Amy Leibowitz a m leibowitz bisexual novels coming out lgbtqia books own voices pride month

I'm going to get a little personal here as I wrap up our Pride-themed month. I hope many of you were able to attend festivities (or will be able to; in my city, Pride is next month).

When I began writing seriously in 2013, I had no intention of publishing. I just wrote a novel to see if I could, thanks to National Novel Writing Month. I ended up with 50k words of what would be my first published book. It wasn't meant to be LGBTQIA+-themed, either. Let me tell you, I was a nervous wreck at including gay and bisexual characters. I was not yet out myself, and I had just left a religious environment hostile to the community.

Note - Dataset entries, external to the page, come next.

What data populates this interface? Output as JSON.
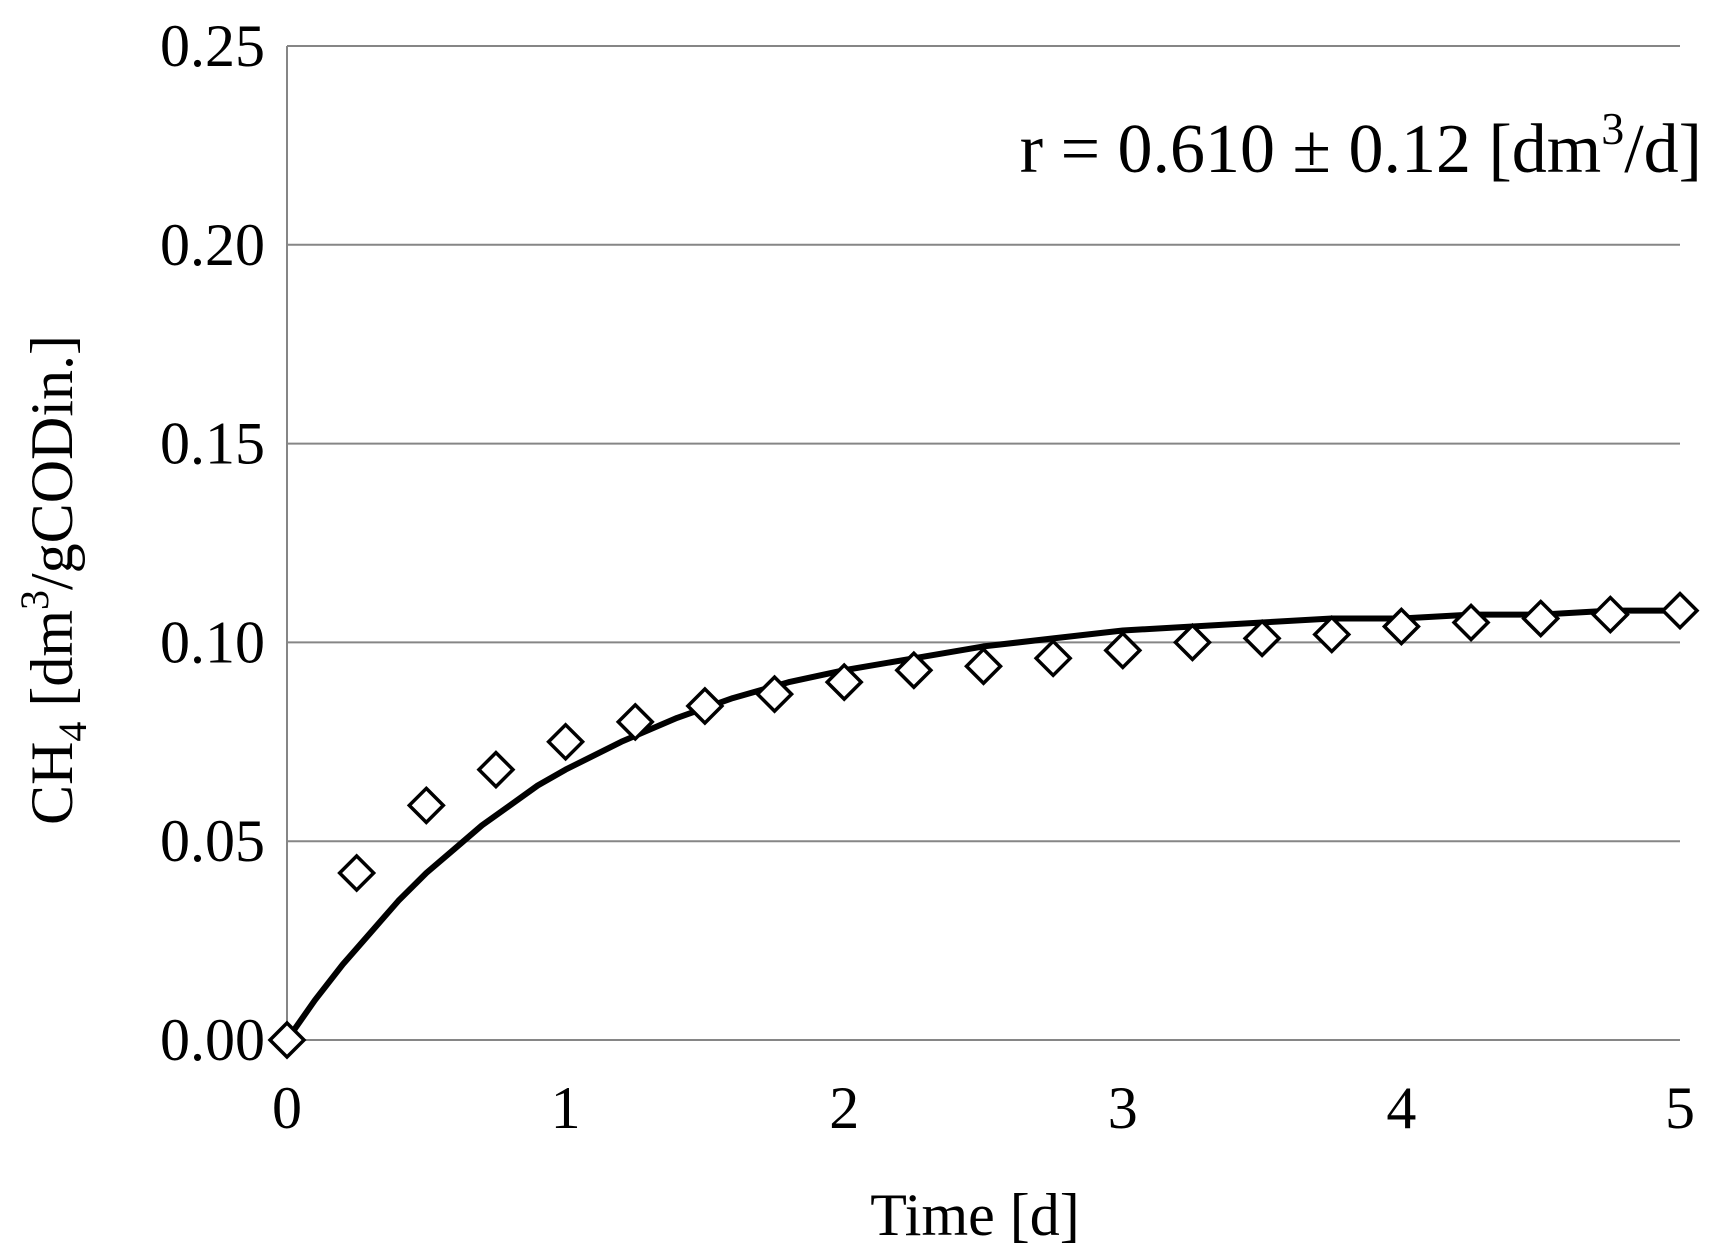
{
  "chart_data": {
    "type": "scatter",
    "title": "",
    "xlabel": "Time [d]",
    "ylabel": {
      "main": "CH",
      "sub": "4",
      "pre": " [dm",
      "sup": "3",
      "post": "/gCODin.]"
    },
    "annotation": {
      "pre": "r = 0.610 ± 0.12 [dm",
      "sup": "3",
      "post": "/d]",
      "position": "top-right"
    },
    "xlim": [
      0,
      5
    ],
    "ylim": [
      0,
      0.25
    ],
    "x_ticks": [
      "0",
      "1",
      "2",
      "3",
      "4",
      "5"
    ],
    "x_tick_values": [
      0,
      1,
      2,
      3,
      4,
      5
    ],
    "y_ticks": [
      "0.00",
      "0.05",
      "0.10",
      "0.15",
      "0.20",
      "0.25"
    ],
    "y_tick_values": [
      0,
      0.05,
      0.1,
      0.15,
      0.2,
      0.25
    ],
    "grid": "horizontal",
    "legend": "none",
    "series": [
      {
        "type": "scatter",
        "marker": "diamond-open",
        "color": "#000000",
        "x": [
          0,
          0.25,
          0.5,
          0.75,
          1.0,
          1.25,
          1.5,
          1.75,
          2.0,
          2.25,
          2.5,
          2.75,
          3.0,
          3.25,
          3.5,
          3.75,
          4.0,
          4.25,
          4.5,
          4.75,
          5.0
        ],
        "y": [
          0.0,
          0.042,
          0.059,
          0.068,
          0.075,
          0.08,
          0.084,
          0.087,
          0.09,
          0.093,
          0.094,
          0.096,
          0.098,
          0.1,
          0.101,
          0.102,
          0.104,
          0.105,
          0.106,
          0.107,
          0.108
        ]
      },
      {
        "type": "line",
        "color": "#000000",
        "x": [
          0,
          0.1,
          0.2,
          0.3,
          0.4,
          0.5,
          0.6,
          0.7,
          0.8,
          0.9,
          1.0,
          1.2,
          1.4,
          1.6,
          1.8,
          2.0,
          2.25,
          2.5,
          2.75,
          3.0,
          3.25,
          3.5,
          3.75,
          4.0,
          4.25,
          4.5,
          4.75,
          5.0
        ],
        "y": [
          0.0,
          0.01,
          0.019,
          0.027,
          0.035,
          0.042,
          0.048,
          0.054,
          0.059,
          0.064,
          0.068,
          0.075,
          0.081,
          0.086,
          0.09,
          0.093,
          0.096,
          0.099,
          0.101,
          0.103,
          0.104,
          0.105,
          0.106,
          0.106,
          0.107,
          0.107,
          0.108,
          0.108
        ]
      }
    ]
  }
}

I came out in 2014, about eight months before my novel debuted. The reason was that I didn't feel it was honest to write LGBTQIA+ books while still being closeted and writing under my real (albeit pre-married) name. Note: This is my experience; your mileage may vary on that subject.

From a young age, I'd always felt caught between two worlds. I was raised in an interfaith family with two very strong cultural and religious heritages. When I started getting crushes on people of more than one gender, I didn't even know the word bisexual (in fact, I didn't hear the word until I was 15, by which time I'd been absorbed in fundamentalist-lite Christianity). I also didn't know a word for being between/both genders. I knew what transgender was, sort of, thanks to John Irving's The World According to Garp. But I also knew that wasn't me.

Fast forward to a few years ago. When I wrote Passing on Faith, it was a personal message to my newly-out self. I created the character Cat at first as pushback against femme-hating readers of gay romance. (I'll be honest, I have a weakness for femmes in real life!) Except in a sense, he and the POV character, Micah, were both...me. Micah was the embodiment of a lifetime of hurts, anxiety, and anger. Cat was both the person I wanted to be and the voice I longed to hear: someone who could say to me, "That God doesn't exist. You are not wrong or bad or broken. You are precious and loved just as you are."

This is what Pride means to me as an author. It means not just telling a good story but saying the things someone needs to hear. I make plenty of mistakes in my writing, but the one thing that my work begins with is empathy. My heart belongs to all the people like me who didn't know the words to describe their sexuality and/or gender; those who have been imprisoned by a hateful version of religion; and those who have been marginalized or stigmatized, perhaps even within the rainbow community.

What does Pride mean for you, as a writer or as a reader?